First, the well-known song, Home, Home on the Range, includes the phrase “where the buffalo roam.”  I need some help here.  Is the plural of buffalo buffaloes?  Or is it plain old buffalo?  Maybe we should use bison because I believe the answer to that is bison, not bisons.  Nevertheless, since whoever, I mean whomever wrote the song said “where the buffalo roam” in the plural sense, I should shut up, as was frequently suggested to me by my sixth grade teacher, Mrs. Platz, who assigned me a special desk in the hall.  (I like to think that I was allowed the privilege of leaving the classroom to sit in my special desk in the hall so the other children would not bother me as I diligently prepared my schoolwork.)  It was Mrs. Platz who pointed out to me with exquisite sensitivity that I don’t know much about proper grammar or many other things.   So I’m probably wrong about saying buffaloes, but I don’t plan to change.

It was Mrs. Platz who picked my career for me.  I felt compelled to stick up for the downtrodden.  When she was picking on one of my classmates, which was often, I would advocate for the student.  For example, if she said, “Gary, didn’t I tell you to stay in your seat?”  I might chime in, “Mrs. Platz, you didn’t say we couldn’t sharpen our pencils and Gary here was fixin to sharpen his so he could do his work better and you could read it more easily.”  Then she would say, “Look you little smart aleck, go out in the hall to your desk and stay out of this classroom.”  In that way, Gary was off the hook and grateful to me.  So when it came time to elect president of the class, yours truly was picked for the job by those indebted to me for protecting them from old Fat Platz.  Well, like I said, Mrs. P picked my career.  Actually, she just predicted it.  I went to her retirement reception at Minne Lusa Elementary School and she politely feigned interest in what I was doing at that point.  I told her that I was in law school.  She was not surprised.  “I figgered you for a lawyer,” she said.  She said it in a way that I didn’t feel proud.  It was an accusation.  Still, she seemed real sincere.  She said she knew that would happen and she was right.

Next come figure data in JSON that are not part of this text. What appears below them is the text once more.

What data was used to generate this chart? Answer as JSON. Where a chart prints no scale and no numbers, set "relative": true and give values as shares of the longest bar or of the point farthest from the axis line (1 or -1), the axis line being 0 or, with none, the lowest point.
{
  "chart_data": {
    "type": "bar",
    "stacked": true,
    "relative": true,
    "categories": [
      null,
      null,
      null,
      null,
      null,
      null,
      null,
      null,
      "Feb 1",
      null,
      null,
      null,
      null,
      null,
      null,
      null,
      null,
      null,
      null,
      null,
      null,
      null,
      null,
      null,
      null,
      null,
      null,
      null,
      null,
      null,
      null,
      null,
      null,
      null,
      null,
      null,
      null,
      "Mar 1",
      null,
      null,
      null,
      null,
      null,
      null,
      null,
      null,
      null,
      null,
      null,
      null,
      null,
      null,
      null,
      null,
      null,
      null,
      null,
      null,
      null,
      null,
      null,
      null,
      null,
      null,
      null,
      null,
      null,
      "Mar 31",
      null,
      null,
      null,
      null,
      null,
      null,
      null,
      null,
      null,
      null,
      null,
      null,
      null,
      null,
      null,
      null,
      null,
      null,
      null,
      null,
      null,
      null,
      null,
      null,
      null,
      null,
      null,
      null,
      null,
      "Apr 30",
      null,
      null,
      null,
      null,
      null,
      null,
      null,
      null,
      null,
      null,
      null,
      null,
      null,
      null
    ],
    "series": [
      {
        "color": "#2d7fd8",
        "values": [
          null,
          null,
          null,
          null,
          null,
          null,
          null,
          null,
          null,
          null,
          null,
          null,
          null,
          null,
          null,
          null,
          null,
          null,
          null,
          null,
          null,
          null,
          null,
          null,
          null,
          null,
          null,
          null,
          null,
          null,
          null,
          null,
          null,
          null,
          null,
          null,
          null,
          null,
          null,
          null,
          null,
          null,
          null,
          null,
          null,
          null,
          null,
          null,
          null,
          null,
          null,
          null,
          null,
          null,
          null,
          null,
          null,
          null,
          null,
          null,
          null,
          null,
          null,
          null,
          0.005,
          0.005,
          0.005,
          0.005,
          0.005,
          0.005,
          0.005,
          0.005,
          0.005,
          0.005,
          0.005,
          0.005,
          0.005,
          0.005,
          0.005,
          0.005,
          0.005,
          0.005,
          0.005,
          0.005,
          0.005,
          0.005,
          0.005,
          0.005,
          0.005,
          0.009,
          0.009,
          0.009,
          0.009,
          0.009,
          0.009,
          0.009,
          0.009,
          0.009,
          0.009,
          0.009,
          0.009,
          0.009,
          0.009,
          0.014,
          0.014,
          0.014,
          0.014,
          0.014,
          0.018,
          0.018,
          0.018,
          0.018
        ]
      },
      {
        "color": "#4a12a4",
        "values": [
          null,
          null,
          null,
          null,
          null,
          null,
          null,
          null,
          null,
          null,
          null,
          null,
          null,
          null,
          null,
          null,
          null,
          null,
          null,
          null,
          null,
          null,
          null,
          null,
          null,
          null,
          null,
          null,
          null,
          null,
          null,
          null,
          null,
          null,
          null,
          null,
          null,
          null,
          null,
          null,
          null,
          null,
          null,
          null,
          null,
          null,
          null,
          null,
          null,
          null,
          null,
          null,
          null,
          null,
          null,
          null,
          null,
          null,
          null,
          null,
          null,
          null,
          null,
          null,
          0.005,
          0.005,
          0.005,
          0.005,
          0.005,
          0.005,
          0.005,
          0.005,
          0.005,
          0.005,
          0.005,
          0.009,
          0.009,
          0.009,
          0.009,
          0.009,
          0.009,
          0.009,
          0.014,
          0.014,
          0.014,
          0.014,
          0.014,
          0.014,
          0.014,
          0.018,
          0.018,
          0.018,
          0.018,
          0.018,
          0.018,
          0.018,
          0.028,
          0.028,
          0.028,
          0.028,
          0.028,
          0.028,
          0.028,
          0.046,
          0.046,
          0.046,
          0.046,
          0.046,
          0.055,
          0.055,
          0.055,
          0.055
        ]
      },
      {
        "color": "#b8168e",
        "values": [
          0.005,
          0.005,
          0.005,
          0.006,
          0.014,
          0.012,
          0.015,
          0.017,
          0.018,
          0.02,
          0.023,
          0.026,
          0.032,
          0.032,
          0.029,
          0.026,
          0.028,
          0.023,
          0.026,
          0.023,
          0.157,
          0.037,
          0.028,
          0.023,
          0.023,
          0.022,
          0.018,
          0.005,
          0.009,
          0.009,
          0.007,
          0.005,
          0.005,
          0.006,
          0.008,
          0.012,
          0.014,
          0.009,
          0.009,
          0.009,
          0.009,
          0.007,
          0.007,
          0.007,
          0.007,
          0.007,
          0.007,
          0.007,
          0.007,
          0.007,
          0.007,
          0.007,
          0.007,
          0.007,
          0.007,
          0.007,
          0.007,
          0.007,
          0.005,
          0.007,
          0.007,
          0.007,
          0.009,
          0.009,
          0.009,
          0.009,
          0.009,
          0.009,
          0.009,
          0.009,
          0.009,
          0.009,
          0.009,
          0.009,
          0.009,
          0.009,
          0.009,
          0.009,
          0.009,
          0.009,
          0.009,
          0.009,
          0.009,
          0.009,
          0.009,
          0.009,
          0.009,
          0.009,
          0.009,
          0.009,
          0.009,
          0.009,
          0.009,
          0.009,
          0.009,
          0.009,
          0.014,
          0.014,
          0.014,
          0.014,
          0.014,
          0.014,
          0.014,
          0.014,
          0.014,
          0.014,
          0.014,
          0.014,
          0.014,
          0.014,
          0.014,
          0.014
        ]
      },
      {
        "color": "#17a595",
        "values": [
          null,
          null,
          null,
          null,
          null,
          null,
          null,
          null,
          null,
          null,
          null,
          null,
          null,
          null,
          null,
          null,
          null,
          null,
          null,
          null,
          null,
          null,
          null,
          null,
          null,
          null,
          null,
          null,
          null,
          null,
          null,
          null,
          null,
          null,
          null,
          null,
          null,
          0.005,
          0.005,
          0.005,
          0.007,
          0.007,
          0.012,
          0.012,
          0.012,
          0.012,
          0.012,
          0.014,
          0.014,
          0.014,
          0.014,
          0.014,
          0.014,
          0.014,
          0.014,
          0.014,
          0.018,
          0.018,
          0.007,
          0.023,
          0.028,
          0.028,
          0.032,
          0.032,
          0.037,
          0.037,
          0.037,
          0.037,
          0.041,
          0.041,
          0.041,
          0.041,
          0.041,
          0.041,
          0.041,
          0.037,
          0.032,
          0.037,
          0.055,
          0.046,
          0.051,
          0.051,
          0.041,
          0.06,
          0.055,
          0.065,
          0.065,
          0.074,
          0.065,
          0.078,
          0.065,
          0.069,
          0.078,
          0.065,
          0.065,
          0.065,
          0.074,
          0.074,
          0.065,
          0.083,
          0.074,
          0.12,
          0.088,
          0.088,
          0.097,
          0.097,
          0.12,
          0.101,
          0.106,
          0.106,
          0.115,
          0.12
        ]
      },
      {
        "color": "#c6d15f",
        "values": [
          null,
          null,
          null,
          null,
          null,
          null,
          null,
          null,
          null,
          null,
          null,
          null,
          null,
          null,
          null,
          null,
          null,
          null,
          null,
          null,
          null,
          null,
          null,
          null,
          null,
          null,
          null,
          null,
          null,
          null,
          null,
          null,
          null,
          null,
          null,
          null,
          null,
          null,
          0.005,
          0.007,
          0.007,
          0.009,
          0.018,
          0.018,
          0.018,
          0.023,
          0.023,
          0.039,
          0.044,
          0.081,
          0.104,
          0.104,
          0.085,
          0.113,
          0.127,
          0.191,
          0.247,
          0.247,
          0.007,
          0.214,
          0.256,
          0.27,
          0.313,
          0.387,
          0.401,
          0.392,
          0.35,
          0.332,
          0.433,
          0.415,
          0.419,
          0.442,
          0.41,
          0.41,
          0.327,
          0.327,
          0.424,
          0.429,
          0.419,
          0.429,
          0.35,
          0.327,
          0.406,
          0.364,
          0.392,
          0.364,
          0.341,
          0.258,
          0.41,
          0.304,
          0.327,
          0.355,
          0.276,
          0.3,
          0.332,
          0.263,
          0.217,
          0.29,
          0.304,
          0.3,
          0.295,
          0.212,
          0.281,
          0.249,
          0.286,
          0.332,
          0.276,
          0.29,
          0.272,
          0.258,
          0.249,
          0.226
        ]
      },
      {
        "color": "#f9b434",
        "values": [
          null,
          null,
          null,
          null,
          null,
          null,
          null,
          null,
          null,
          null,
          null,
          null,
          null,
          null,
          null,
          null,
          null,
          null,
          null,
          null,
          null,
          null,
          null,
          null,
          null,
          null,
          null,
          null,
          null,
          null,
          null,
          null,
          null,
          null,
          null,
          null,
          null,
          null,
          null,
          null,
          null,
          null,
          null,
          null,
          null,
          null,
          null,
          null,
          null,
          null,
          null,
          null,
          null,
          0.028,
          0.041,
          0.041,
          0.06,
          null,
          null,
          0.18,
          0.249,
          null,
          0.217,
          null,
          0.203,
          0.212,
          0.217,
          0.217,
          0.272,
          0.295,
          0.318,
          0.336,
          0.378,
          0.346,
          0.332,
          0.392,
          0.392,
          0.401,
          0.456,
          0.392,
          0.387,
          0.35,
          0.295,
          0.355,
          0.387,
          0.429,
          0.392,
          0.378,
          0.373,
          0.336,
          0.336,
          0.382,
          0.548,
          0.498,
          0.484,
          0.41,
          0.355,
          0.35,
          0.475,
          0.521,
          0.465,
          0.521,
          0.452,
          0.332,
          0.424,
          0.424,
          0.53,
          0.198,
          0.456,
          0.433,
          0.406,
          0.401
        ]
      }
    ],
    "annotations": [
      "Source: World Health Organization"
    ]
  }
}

So let’s get back to buffalo(es).   Where my trophy wife, Miss Sugar, and I live, the pasture is full of Buffalo Grass.  I believe it has been there since God put it there.  We don’t have buffalo(es), but other livestock eats it too.  However, this is an area where buffalo(es) used to roam and Indians, now known as Native Americans, used to hunt them.  There are teepee rings about two miles from our place because, back in them days, Indians set up their summer encampment right in our neighborhood.  The teepee rings are rocks arranged in a circle to hold down the bottom edges of the teepees.  Some folks spell it tipi, but I doubt them buffalo hunting Indians spelled it at all.  

There are other signs left from those encampments.  There are old fire pits ringed with rocks.  Fortunately, here in the Rocky Mountains there are plenty of rocks readily available for such purposes.

Back to buffalo(es), I can tell you another interesting historical fact about them.  There is a “buffalo jump” on the Roberts Ranch.  The buffalo jump is a cliff over which the Indians stampeded a herd.  Don’t tell PETA or the Humane Society, but the buffalo(es) were killed in that manner.  There are old bones at the bottom of the cliff.  Mr. Roberts gives a good tour for the school kids at Livermore Elementary School. 

The buffalo do not roam freely anymore, but at Park Creek Ranch, they have those heifers fenced in.  I like looking at them.  Still, I hesitate to herd them and I sure would not want to run them off a cliff.

That’s about all I’m gonna write today.  Tomorrow I plan to write about “Where the Deer and the Antelope Play.”